Paediatric glaucoma is responsible for 5% of childhood blindness worldwide. Patients suffering from glaucoma have no cure and, if vision is lost, it cannot be restored. Elevated IOP is the only known modifiable risk factor for glaucoma and can typically be controlled with daily administration of eye drops, or in the most severe cases, with surgery.
"We are pleased to receive the new EU paediatric indication of Travatan, which further strengthens Alcon's globally-leading glaucoma portfolio. The addition of this indication demonstrates Alcon's long-term commitment and dedication to alleviating the patient burden of this sight-threatening disease," said Jeff George, Global Head of Alcon.
The EU approval is based on a 12-week, phase III, multicenter, double-masked, randomized, parallel-group study (n=152). The primary efficacy endpoint was the IOP change from baseline at Week 12 of the study. The effect on IOP was seen after the second week of treatment and was consistently maintained throughout the 12-week study period. Mean IOP reductions in the travoprost and timolol groups were similar. Travatran was shown to be safe and effective for use in children from two months to less than 18 years of age, at the same dose as for adults. No data are available for children below the age of two months. In the clinical study, the most frequently reported adverse drug reactions in pediatric patients were ocular hyperemia and growth of eyelashes.
Travatan, preserved with Polyquad, is the first and only, multi-dose prostaglandin analogue without benzalkonium chloride (BAK) approved in the EU, In previous clinical studies in adult patients, Travatan showed strong IOP-lowering efficacy, decreasing IOP by 30% over the course of a day.

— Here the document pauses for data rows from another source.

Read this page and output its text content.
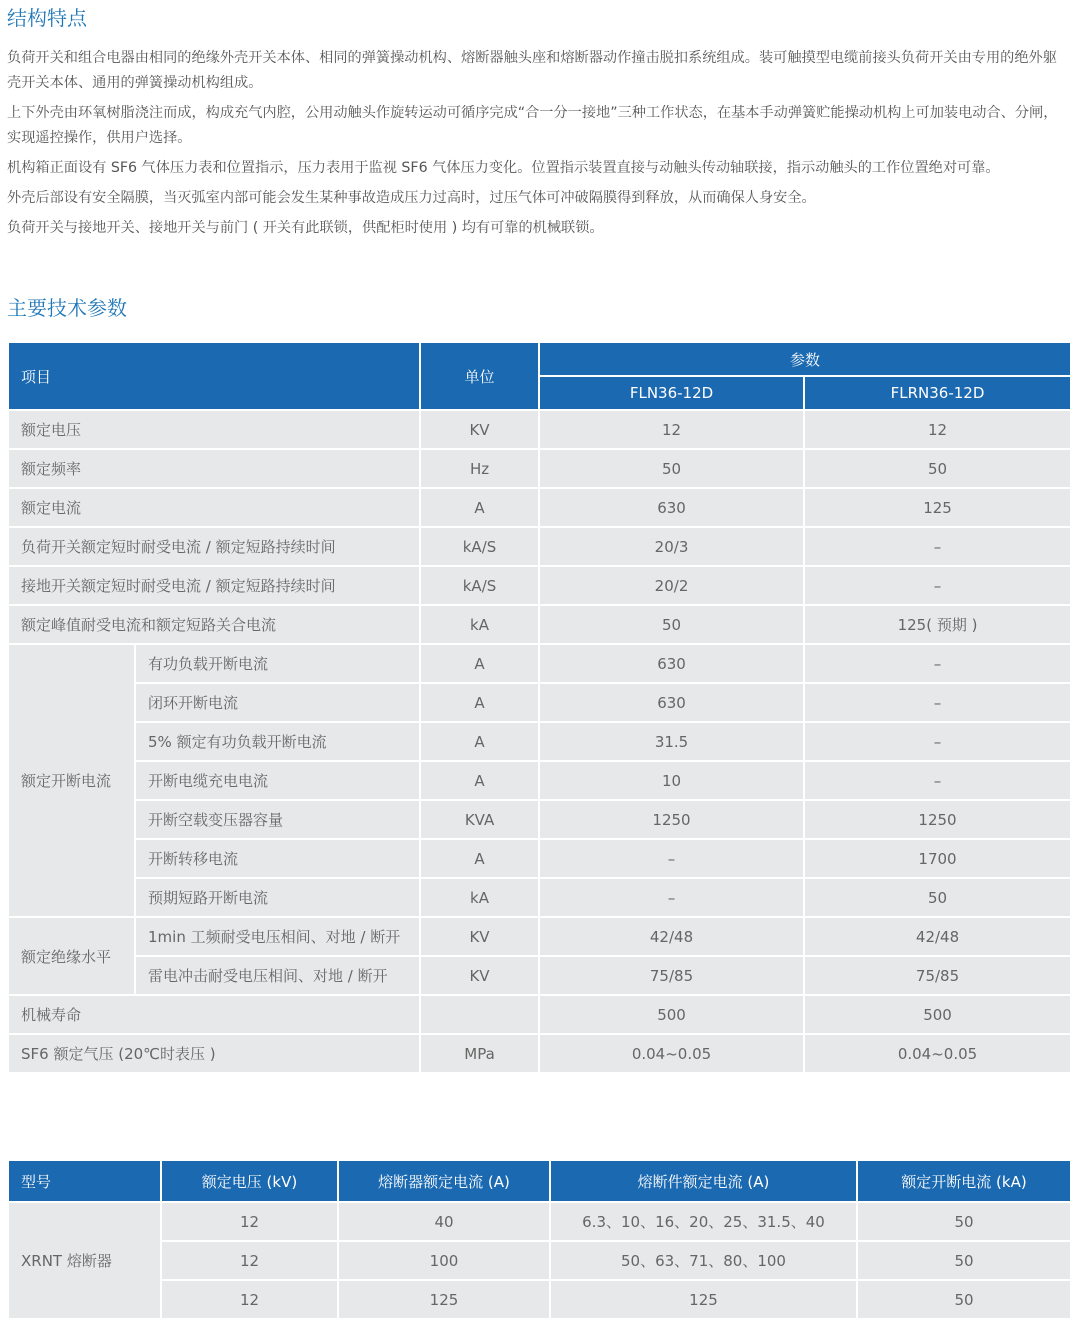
结构特点

负荷开关和组合电器由相同的绝缘外壳开关本体、相同的弹簧操动机构、熔断器触头座和熔断器动作撞击脱扣系统组成。装可触摸型电缆前接头负荷开关由专用的绝外躯壳开关本体、通用的弹簧操动机构组成。

上下外壳由环氧树脂浇注而成，构成充气内腔，公用动触头作旋转运动可循序完成“合一分一接地”三种工作状态，在基本手动弹簧贮能操动机构上可加装电动合、分闸，实现遥控操作，供用户选择。

机构箱正面设有 SF6 气体压力表和位置指示，压力表用于监视 SF6 气体压力变化。位置指示装置直接与动触头传动轴联接，指示动触头的工作位置绝对可靠。

外壳后部设有安全隔膜，当灭弧室内部可能会发生某种事故造成压力过高时，过压气体可冲破隔膜得到释放，从而确保人身安全。

负荷开关与接地开关、接地开关与前门 ( 开关有此联锁，供配柜时使用 ) 均有可靠的机械联锁。

主要技术参数
项目		单位	参数	
			FLN36-12D	FLRN36-12D
额定电压		KV	12	12
额定频率		Hz	50	50
额定电流		A	630	125
负荷开关额定短时耐受电流 / 额定短路持续时间		kA/S	20/3	–
接地开关额定短时耐受电流 / 额定短路持续时间		kA/S	20/2	–
额定峰值耐受电流和额定短路关合电流		kA	50	125( 预期 )
额定开断电流	有功负载开断电流	A	630	–
	闭环开断电流	A	630	–
	5% 额定有功负载开断电流	A	31.5	–
	开断电缆充电电流	A	10	–
	开断空载变压器容量	KVA	1250	1250
	开断转移电流	A	–	1700
	预期短路开断电流	kA	–	50
额定绝缘水平	1min 工频耐受电压相间、对地 / 断开	KV	42/48	42/48
	雷电冲击耐受电压相间、对地 / 断开	KV	75/85	75/85
机械寿命			500	500
SF6 额定气压 (20℃时表压 )		MPa	0.04~0.05	0.04~0.05
型号	额定电压 (kV)	熔断器额定电流 (A)	熔断件额定电流 (A)	额定开断电流 (kA)
XRNT 熔断器	12	40	6.3、10、16、20、25、31.5、40	50
	12	100	50、63、71、80、100	50
	12	125	125	50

Alcon provides a broad spectrum of pharmaceutical and surgical treatment solutions to address the needs of patients at all stages of glaucoma management and care. As a world leader in treatments for glaucoma patients, Alcon is committed to developing solutions for unmet medical needs. Alcon offers a broad range of pharmaceutical treatment options for patients with glaucoma to help lower elevated IOP: Simbrinza, Travatan, Duotrav, Azarga, Azopt and Izba.